In 1985 he founded the David Collins Studio as a platform for his work. Since then he and his team of 30 staff have worked on a large number of projects nationally and internationally. But it is for his work on bars and restaurants in London that he has become best known. A friend and colleague at the studio, who had worked with him for 13 years, said, "He changed the way in which people go out and go to bars." She spoke of him as "a mentor and inspiration to people all over the world. An absolute perfectionist, he always knew what it was that people wanted."
Collins himself acknowledged this sense of perfection. "Maybe I've got some sort of Asperger's Syndrome but I can always tell the size of a table or the length of a room or the height of a ceiling just by looking at them," he said. "I think the mathematical whirrings of my brain make me aspire to create spaces that look well-proportioned, well-structured and comfortable to move through."
In person, Collins reflected his design work, impeccably dressed, and as stylish as the interiors he created.
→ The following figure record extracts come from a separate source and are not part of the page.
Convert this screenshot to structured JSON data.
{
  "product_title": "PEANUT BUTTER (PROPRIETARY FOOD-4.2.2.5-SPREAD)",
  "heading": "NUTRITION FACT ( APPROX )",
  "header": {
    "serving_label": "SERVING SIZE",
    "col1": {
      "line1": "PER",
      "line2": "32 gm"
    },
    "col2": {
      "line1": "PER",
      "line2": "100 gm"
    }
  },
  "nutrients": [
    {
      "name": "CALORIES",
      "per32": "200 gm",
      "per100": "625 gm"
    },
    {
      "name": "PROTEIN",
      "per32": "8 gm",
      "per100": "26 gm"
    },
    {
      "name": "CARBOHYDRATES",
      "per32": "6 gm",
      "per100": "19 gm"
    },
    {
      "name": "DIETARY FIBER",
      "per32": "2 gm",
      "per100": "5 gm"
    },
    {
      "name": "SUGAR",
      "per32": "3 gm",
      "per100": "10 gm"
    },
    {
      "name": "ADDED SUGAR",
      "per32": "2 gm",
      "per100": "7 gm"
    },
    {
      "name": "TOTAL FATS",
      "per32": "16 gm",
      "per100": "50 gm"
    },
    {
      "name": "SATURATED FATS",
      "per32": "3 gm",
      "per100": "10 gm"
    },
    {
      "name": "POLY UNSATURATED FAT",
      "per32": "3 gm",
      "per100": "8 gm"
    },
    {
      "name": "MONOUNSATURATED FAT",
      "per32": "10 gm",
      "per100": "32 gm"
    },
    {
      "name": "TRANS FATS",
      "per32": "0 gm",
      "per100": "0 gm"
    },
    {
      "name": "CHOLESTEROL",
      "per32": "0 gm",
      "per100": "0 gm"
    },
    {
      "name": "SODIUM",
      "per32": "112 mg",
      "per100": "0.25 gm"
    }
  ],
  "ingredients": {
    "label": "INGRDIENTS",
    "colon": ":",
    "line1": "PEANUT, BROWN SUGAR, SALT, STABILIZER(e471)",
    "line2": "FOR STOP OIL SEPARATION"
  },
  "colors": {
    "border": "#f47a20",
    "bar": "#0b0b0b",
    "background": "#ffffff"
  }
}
He understood about a kind of luxury which went beyond mere brand names, creating these interiors which looked as if they had always been there. In all his work Collins recognised the need to balance traditional architecture with modern technical requirements and regulations. For example, working on The Gilbert Scott, a Marcus Wareing restaurant in the St Pancras Renaissance Hotel, he said: "Our design is a subtle intervention. Heritage buildings need to be considered carefully: the furniture, the palette, the artwork – the restaurant needs to be contemporary and acknowledge the significance of its surroundings."
His signature work, in his favourite colour, was the Blue Bar in Belgravia. In this space the carpet, walls and furniture are all in what Collins called Lutyens Blue (after the room's designer). The effect is to create a cool, open space in what is only a 50-seat room. Marcus Wareing said of the Blue Bar that it was a place that "wasn't about its size. It was about its style."
Fiona Golfar, editor-at-large at Vogue, said, "The things that mattered to David, as much as style and the right shade of blue, were his loyal and long-lasting circle of friends, who were like his family. You could always count on him to tell you what's what, to pay you a compliment, to tell you off, to break a diet with a scone or a cake, or to play cards with you. He involved you in all of his life. He adored glamour and beautiful things, and was always rushing off to Loro Piana to buy his mother something fabulous. He had a great sense of humour – he could make you cry with laughter."
Last year, the Delaunay Hotel, on which Collins had worked, won "Best New Restaurant" at the Time Out Eating and Drinking Awards. Jeremy King and Chris Corbin of Rex Restaurant Associates told The Independent: "David Collins worked with us from 1998 on five very distinctive restaurants – J Sheekey, The Wolseley, The Delaunay, Brasserie Zédel and Colbert. David understood restaurants so much more intuitively than almost any other interior designer and we like to think he produced much of his best work for us, primarily because, as he said himself, he enjoyed a rigorous collaboration. We often disagreed but we always knew that whenever we insisted on our solution he would gracefully comply and then enhance our ideas!"
David Collins, interior designer: born Dublin 1 March 1955; died London 17 July 2013.